Entweder hatten sie ihn getötet oder sich eine andere Strafe für ihn ausgedacht.
Mit Sicherheit konnte ich bloß sagen, dass sie ihn nicht wieder freigelassen hatten. Seine Bewunderung mir gegenüber war bis zum Schluss prägnant gewesen und er hätte mich mit Sicherheit aufgesucht, wenn er sich auf freiem Fuß befunden hätte.
Folglich hatte Sybil auch für Menschen wie mich einen Plan.
Das war interessant.

Mit Choes Hilfe gelangte ich bald an weitere literarische Raritäten. Dieser Mann hatte Verbindungen ins Ausland, welche er mit erstaunlich wenig Aufwand zu jeder Zeit aktivieren konnte.
Einmal fragte ich ihn, warum er all das für mich tat.
Er lächelte nur und sagte mir, dass manche Antworten bloß weitere Fragen aufwerfen würden.
Diese kryptische Aussage gefiel mir. Es zeigte mir, dass mehr hinter seinem Handeln steckte, als das Offensichtliche. Choe besaß eine Seele und Wünsche, die er als schützenswert erachtete.
Das respektierte ich.

Durch ihn gelangte ich an längst verschollene Schriften von Friedrich Nietzsche, William Shakespeare, Shuuji Terayama, Arthur Conan Doyle, Jonathan Swift, Marquis de Sade, Junichirou Tanizaki und vielen anderen kritischen Autoren, deren Werke aus dem ein oder anderen Grund verboten waren.

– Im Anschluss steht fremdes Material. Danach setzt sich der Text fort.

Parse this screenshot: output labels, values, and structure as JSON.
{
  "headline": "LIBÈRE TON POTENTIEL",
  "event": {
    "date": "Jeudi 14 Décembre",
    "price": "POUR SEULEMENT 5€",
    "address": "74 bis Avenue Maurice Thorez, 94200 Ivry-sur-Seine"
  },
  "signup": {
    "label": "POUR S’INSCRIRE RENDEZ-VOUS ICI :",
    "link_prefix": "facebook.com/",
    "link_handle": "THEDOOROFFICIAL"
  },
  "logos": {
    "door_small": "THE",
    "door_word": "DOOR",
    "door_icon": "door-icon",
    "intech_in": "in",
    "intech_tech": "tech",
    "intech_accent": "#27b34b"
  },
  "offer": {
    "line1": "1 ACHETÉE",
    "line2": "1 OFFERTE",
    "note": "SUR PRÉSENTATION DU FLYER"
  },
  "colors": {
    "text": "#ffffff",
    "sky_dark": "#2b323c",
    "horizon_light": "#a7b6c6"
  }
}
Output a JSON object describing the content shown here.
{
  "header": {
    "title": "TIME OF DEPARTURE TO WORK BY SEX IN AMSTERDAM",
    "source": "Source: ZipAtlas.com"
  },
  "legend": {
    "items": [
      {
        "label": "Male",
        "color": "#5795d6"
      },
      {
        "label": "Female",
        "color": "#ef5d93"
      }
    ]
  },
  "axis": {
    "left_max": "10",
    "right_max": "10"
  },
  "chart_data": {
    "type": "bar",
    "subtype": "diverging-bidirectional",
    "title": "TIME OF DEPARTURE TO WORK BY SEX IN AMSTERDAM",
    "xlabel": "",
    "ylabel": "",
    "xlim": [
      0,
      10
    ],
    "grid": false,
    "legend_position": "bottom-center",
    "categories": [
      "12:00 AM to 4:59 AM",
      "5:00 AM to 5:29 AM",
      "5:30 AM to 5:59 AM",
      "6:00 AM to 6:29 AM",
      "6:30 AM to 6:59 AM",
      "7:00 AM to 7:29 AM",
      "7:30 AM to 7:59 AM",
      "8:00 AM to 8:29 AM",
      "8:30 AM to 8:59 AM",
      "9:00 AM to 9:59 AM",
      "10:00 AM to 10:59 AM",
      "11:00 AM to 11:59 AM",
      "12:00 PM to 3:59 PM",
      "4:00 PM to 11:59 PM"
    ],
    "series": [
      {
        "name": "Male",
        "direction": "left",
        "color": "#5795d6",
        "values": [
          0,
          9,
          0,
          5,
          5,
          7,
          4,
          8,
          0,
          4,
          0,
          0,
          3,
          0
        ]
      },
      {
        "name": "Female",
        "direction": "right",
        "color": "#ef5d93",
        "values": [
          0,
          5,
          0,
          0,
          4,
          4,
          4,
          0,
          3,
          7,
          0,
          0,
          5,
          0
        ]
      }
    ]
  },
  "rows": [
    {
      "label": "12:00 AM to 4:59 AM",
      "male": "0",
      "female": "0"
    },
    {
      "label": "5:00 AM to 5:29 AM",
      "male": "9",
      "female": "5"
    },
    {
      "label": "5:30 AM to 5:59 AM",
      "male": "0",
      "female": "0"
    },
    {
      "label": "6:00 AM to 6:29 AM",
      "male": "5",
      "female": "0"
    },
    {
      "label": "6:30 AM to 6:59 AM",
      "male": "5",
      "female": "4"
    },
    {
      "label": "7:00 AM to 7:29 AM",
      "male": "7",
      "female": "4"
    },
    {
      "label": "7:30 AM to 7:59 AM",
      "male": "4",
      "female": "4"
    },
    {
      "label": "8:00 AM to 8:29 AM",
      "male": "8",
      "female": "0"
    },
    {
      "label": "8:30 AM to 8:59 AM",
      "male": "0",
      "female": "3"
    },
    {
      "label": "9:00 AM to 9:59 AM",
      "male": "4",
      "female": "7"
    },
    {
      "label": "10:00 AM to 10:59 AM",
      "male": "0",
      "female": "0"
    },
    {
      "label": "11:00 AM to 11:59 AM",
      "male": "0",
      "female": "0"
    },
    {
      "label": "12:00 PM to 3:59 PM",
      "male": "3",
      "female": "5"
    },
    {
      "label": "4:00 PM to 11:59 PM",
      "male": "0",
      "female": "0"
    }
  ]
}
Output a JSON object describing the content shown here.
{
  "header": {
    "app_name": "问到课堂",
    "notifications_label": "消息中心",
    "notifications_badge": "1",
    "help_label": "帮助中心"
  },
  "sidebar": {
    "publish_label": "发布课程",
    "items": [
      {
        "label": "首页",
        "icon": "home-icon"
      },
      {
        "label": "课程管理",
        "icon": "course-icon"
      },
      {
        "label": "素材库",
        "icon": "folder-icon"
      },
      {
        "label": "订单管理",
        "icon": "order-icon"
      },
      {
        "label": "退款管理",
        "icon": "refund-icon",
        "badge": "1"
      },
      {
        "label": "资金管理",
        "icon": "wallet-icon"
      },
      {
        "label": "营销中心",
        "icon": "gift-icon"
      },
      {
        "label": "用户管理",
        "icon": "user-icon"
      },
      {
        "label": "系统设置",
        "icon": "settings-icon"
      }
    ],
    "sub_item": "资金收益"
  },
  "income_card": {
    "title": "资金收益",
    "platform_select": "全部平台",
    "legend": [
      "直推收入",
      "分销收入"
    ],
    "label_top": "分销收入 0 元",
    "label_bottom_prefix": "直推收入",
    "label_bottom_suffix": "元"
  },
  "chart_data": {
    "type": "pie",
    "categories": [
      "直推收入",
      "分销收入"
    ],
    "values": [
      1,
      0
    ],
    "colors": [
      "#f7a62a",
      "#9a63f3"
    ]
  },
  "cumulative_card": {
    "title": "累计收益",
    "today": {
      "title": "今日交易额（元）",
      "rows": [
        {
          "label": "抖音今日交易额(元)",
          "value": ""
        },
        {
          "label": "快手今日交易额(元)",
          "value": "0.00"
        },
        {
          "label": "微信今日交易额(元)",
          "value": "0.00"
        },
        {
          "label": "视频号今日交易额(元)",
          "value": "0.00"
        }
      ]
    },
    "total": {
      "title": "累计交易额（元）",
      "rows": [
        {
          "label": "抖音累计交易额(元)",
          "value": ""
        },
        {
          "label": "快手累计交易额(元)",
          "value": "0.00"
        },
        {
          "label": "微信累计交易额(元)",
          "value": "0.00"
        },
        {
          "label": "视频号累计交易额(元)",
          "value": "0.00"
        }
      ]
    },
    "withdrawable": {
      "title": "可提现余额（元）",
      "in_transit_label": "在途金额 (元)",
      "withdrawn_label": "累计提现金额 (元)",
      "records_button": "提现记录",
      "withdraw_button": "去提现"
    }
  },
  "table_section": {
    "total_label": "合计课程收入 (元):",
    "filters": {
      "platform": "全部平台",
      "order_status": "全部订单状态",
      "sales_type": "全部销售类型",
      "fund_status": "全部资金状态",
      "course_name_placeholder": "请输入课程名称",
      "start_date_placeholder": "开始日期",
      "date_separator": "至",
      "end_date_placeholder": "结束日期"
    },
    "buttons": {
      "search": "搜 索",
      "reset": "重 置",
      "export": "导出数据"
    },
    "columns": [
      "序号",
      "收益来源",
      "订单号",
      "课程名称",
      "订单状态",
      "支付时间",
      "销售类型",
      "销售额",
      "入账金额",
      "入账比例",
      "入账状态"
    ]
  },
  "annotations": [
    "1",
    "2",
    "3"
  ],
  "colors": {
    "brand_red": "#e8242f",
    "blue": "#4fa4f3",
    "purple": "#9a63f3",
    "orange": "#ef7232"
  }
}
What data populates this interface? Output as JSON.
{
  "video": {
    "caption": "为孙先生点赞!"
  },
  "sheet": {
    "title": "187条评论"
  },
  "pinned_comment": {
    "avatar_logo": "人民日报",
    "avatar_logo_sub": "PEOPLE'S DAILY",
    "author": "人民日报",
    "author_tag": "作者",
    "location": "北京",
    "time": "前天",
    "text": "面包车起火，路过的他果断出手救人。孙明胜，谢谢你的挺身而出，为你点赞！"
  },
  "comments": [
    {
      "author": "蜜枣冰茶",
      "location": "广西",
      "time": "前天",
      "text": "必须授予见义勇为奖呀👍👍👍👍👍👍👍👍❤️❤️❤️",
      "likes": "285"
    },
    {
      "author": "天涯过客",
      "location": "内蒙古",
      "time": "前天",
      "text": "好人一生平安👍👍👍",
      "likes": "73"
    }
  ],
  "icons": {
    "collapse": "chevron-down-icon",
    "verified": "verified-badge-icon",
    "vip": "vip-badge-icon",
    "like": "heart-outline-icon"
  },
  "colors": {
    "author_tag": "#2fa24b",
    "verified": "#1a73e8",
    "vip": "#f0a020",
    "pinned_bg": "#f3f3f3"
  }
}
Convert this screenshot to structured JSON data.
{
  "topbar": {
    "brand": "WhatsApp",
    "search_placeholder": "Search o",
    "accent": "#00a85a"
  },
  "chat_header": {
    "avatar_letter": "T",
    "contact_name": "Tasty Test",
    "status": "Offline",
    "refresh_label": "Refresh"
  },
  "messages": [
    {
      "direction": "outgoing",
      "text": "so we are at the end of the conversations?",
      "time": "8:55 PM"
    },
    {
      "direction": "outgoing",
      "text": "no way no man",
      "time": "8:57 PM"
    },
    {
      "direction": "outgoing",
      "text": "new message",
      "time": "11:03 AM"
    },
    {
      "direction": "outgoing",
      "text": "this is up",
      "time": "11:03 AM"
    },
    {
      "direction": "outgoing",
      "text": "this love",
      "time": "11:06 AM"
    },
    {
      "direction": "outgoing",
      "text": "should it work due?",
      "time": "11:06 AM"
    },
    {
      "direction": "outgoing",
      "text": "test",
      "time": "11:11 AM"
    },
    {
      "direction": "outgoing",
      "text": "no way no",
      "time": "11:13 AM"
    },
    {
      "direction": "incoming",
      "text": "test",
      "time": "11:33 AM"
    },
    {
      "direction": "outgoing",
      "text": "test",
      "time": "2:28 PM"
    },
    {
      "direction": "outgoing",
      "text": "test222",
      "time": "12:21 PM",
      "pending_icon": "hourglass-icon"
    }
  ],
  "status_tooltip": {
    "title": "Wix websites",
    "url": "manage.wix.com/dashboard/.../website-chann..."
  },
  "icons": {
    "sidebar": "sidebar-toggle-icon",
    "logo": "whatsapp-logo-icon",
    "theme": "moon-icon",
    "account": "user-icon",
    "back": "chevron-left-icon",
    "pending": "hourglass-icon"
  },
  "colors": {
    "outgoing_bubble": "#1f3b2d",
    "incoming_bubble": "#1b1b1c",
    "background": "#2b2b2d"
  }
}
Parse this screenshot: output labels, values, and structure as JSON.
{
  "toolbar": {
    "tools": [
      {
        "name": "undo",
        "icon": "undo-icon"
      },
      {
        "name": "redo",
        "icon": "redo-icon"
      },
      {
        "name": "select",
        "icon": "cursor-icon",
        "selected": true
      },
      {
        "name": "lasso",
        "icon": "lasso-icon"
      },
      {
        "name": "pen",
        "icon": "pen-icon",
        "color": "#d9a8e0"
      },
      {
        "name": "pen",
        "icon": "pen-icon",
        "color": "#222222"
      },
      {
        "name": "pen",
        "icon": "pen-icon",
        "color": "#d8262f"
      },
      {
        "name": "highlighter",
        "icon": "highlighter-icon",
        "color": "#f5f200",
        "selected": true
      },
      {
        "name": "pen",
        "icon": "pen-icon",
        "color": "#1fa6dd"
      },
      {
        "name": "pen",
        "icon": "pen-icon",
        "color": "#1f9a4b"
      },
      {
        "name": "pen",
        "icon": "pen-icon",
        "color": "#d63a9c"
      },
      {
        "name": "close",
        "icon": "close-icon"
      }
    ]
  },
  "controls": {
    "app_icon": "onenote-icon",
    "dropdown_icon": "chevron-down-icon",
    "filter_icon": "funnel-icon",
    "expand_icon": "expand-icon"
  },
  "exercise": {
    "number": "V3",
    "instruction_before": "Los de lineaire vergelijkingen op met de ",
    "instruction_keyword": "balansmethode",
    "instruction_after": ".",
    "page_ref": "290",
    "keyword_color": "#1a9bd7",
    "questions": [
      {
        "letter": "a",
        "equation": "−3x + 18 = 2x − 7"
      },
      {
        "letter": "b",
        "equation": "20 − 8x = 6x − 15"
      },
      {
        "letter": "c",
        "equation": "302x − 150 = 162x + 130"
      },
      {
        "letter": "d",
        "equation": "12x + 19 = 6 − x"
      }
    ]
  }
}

Ich nahm mir die Zeit und beschäftigte mich lange mit der Abhandlung ‚Überwachen und Strafen' von Foucault. Ich lernte über das Prinzip des Panopticons und der vollkommenen Beobachtung der Menschen. Ebenso wie ‚1984' verschaffte dieses Buch mir Einblick in die Köpfe der Menschen, die an die Regeln eines solchen Systems gebunden waren. Ich wollte die Wandlung der Menschen begreifen. Warum sie sich anpassten und was sie angesichts dieser Art der Unterdrückung fühlten.
Ich, der ich das System begriffen hatte, war klüger und gleichzeitig fehlte mir die direkte Sicht auf die Dinge. Als Außenstehender konnte ich Sybil kritisieren, doch es bedurfte eines langen Lernprozesses, um die Akzeptanz der restlichen Gesellschaft nachzuvollziehen.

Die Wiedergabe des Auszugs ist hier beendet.